While her accomplice seized the weapon the stage driver was carrying, Pearl lined the passengers up alongside the road and relieved them of their cash. Before she sent the shaken travelers on their way, she provided them with one dollar, for grub and lodging. Once the stage was off again, Pearl and her partner rode out in the opposite direction.
That brazen daylight robbery occurred on May 30, 1899. It held a historical significance in that it was the last stage ever held up, and Pearl Hart was the last stage bandit, female or otherwise to perpetrate such a crime. When the news of the theft reached the public at large, Pearl became an overnight celebrity.
Pearl was born in 1871 in Ontario, Canada. Raised in a middle class family, she attended fine boarding schools, but when she met gambler Fredrick Hart, she began a romantic relationship. Pearl was only sixteen years old and the affair scandalized the school. The pair eloped in the spring of 1889.

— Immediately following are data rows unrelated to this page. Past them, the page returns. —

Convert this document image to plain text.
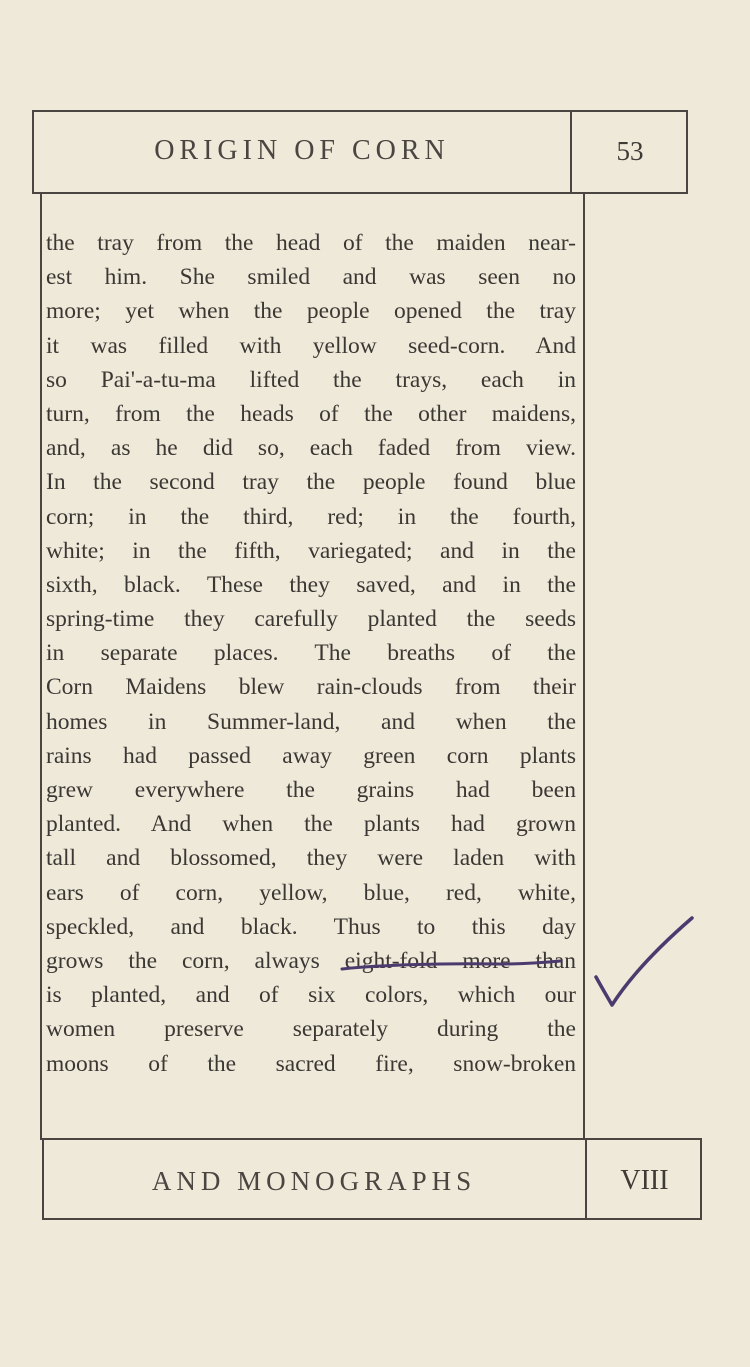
ORIGIN OF CORN	53
the tray from the head of the maiden near-
est him. She smiled and was seen no
more; yet when the people opened the tray
it was filled with yellow seed-corn. And
so Pai'-a-tu-ma lifted the trays, each in
turn, from the heads of the other maidens,
and, as he did so, each faded from view.
In the second tray the people found blue
corn; in the third, red; in the fourth,
white; in the fifth, variegated; and in the
sixth, black. These they saved, and in the
spring-time they carefully planted the seeds
in separate places. The breaths of the
Corn Maidens blew rain-clouds from their
homes in Summer-land, and when the
rains had passed away green corn plants
grew everywhere the grains had been
planted. And when the plants had grown
tall and blossomed, they were laden with
ears of corn, yellow, blue, red, white,
speckled, and black. Thus to this day
grows the corn, always eight-fold more than
is planted, and of six colors, which our
women preserve separately during the
moons of the sacred fire, snow-broken
AND MONOGRAPHS	VIII
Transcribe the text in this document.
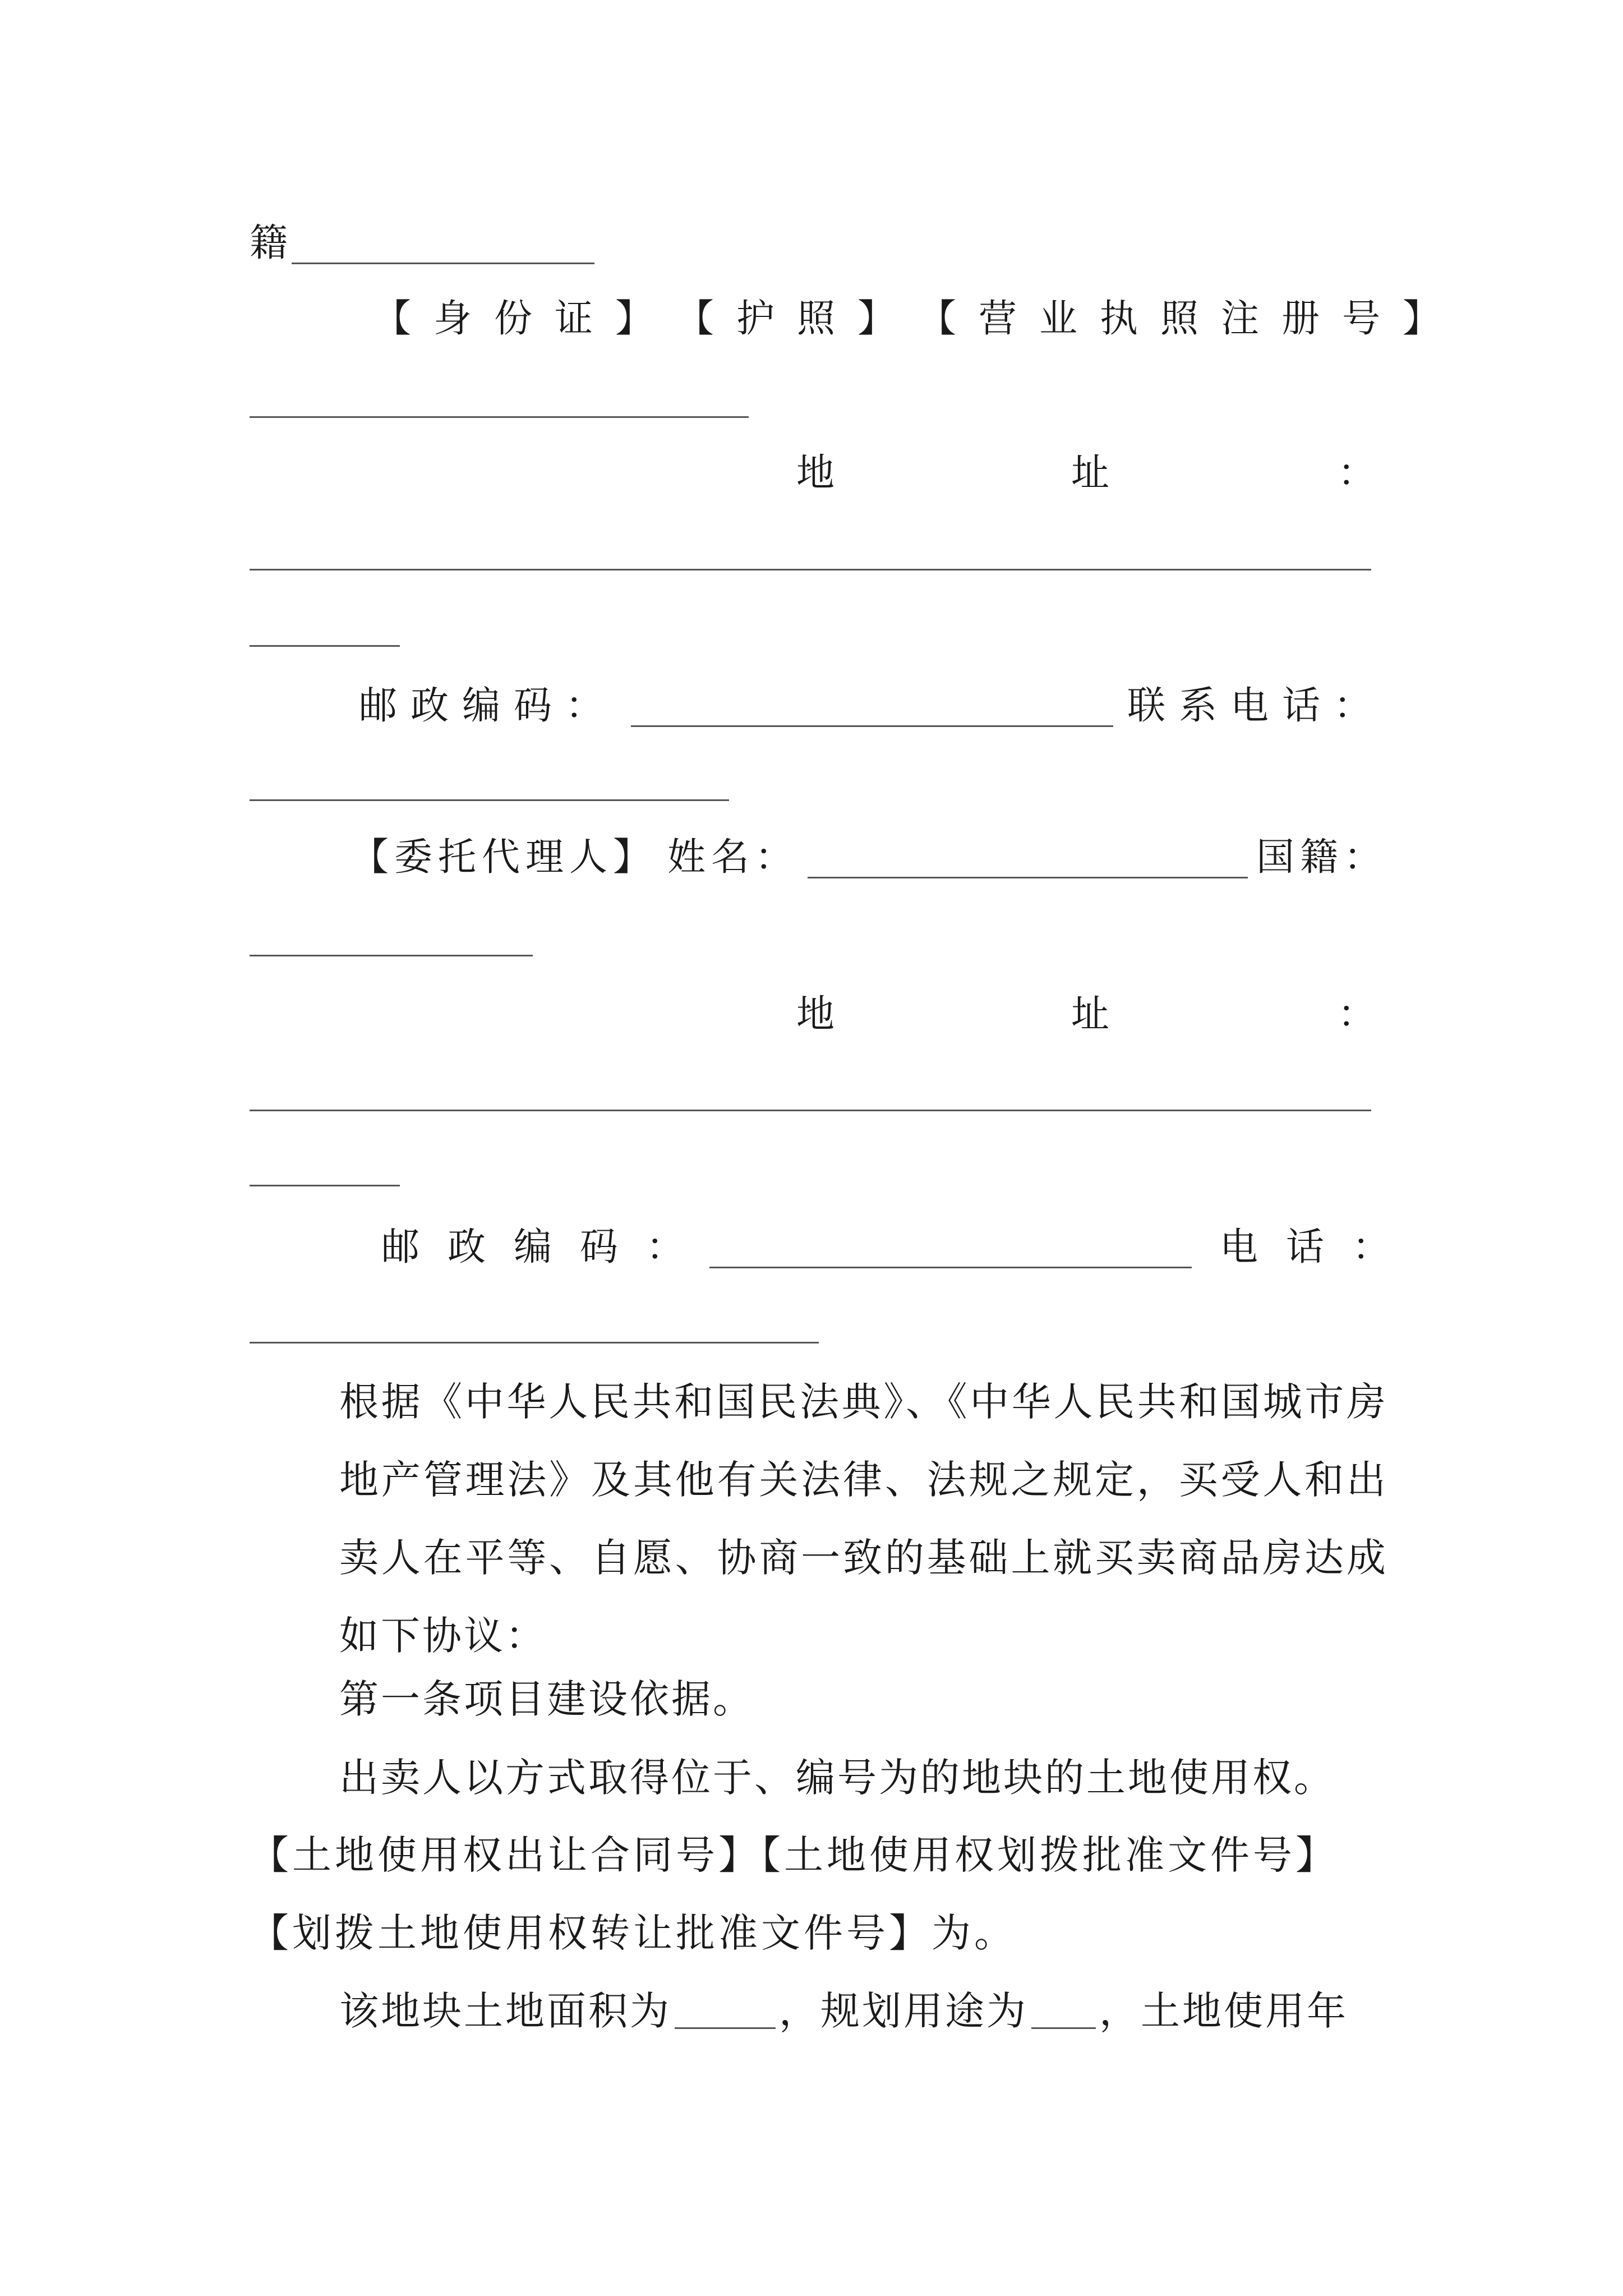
籍
【身份证】 【护照】 【营业执照注册号】
地	址	：
邮政编码：	联系电话：
【委托代理人】 姓名：	国籍：
地	址	：
邮政编码：	电话：
根据《中华人民共和国民法典》、《中华人民共和国城市房地产管理法》及其他有关法律、法规之规定，买受人和出卖人在平等、自愿、协商一致的基础上就买卖商品房达成如下协议：
第一条项目建设依据。
出卖人以方式取得位于、编号为的地块的土地使用权。
【土地使用权出让合同号】【土地使用权划拨批准文件号】
【划拨土地使用权转让批准文件号】为。
该地块土地面积为	，规划用途为 ，土地使用年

The marriage was a volatile one from the start. Hart had a bad temper and drank a lot. The two argued constantly. During a trip to Chicago in 1893, the young bride managed to escape her abusive husband. She found work at the Wild West exhibition. She fell in love with her job and the history of the American West particularly by the tales of highwaymen and road agents. She studied their tactics and dreamed of following in the footsteps of the James Gang.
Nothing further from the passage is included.